A decision by the BC Financial Services Tribunal upheld a five-year suspension against real estate agent Shahin Behroyan issued in 2020.
Behroyan said in an emailed statement that he intends to seek judicial review of the decision by the courts.
The move is the latest in a long-running drama involving the sale of a $ 2.7 million home on Kings Avenue in West Vancouver in November 2014.
Behroyan initially received a one-year suspension in 2018 after the BC Real Estate Council found him guilty of professional misconduct.
The sentence was increased to a five-year suspension after Behroyan and the Real Estate Board appealed the decision and a second disciplinary panel ruled.
The cancellation of Behroyan’s license was temporarily put on hold, after Behroyan launched another appeal. The suspension was reinstated in September 2020.
According to the details of the case exposed in the decision of a disciplinary committee of the Real Estate Board, Behroyan was found guilty of professional misconduct for defrauding his own clients by falsely telling them that the buyer’s agent would not present a full price offer for their property. unless they agreed to pay a premium of $ 100,000.
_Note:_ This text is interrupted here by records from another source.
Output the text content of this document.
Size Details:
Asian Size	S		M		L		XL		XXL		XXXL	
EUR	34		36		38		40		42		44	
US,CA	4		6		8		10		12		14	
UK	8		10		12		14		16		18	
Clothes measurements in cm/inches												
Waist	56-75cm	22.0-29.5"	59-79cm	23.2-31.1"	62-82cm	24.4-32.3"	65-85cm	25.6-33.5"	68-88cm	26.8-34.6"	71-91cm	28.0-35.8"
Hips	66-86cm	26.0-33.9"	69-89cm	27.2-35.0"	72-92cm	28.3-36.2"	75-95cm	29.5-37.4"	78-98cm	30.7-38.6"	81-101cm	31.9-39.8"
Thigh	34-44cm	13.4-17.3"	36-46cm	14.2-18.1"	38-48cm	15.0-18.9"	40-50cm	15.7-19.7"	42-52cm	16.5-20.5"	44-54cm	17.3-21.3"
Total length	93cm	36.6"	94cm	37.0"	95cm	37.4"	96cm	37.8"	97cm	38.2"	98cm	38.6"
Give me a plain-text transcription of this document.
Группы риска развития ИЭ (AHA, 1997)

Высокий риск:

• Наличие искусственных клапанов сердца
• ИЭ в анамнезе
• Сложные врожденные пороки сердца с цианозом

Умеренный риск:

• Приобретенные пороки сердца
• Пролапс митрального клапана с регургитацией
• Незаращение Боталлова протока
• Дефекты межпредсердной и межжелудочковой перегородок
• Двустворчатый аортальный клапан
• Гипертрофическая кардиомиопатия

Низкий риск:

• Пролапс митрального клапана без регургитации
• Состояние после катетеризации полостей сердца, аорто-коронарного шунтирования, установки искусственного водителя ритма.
Behroyan told the sellers “this is how distressed properties were sold,” according to the ruling.
The sellers eventually paid a bonus of $ 75,000, essentially doubling Behroyan’s commission on the sale.
Behroyan “cheated his own client to obtain a substantial financial advantage for himself, at his client’s expense. In other words, he defrauded his client,” according to the ruling.
On appeal, Behroyan, through his lawyer, asked for a much lower sentence, arguing that a reprimand should suffice – or at most a one-month suspension of his license.
The real estate board disagreed, arguing that Behroyan’s willingness to “defraud a client signals a good character and suitability issue that poses a threat to the public and a threat to public confidence in the area. immovable”.
The second disciplinary panel agreed and imposed the longer five-year suspension, saying Behroyan’s actions undermine public confidence in the entire real estate industry.
In the most recent appeal, Behroyan requested that a panel of the Financial Services Tribunal overturn the sanction as “arbitrary and unreasonable” as well as “disproportionately severe”.
By increasing the sentence, the second disciplinary commission had overstepped its authority, Behroyan argued through his lawyer.
But Michael Tourigny, chairman of the Financial Services Tribunal committee, disagreed, find in his decision that the five-year suspension was justified as reasonable on the basis of Beyrohan’s misconduct.
The website for the BC Financial Services Authority, which merged with the BC Real Estate Council in August, no longer lists Behroyan as a licensed real estate agent.
Behroyan said in an email his application for judicial review to the courts would be filed later this month.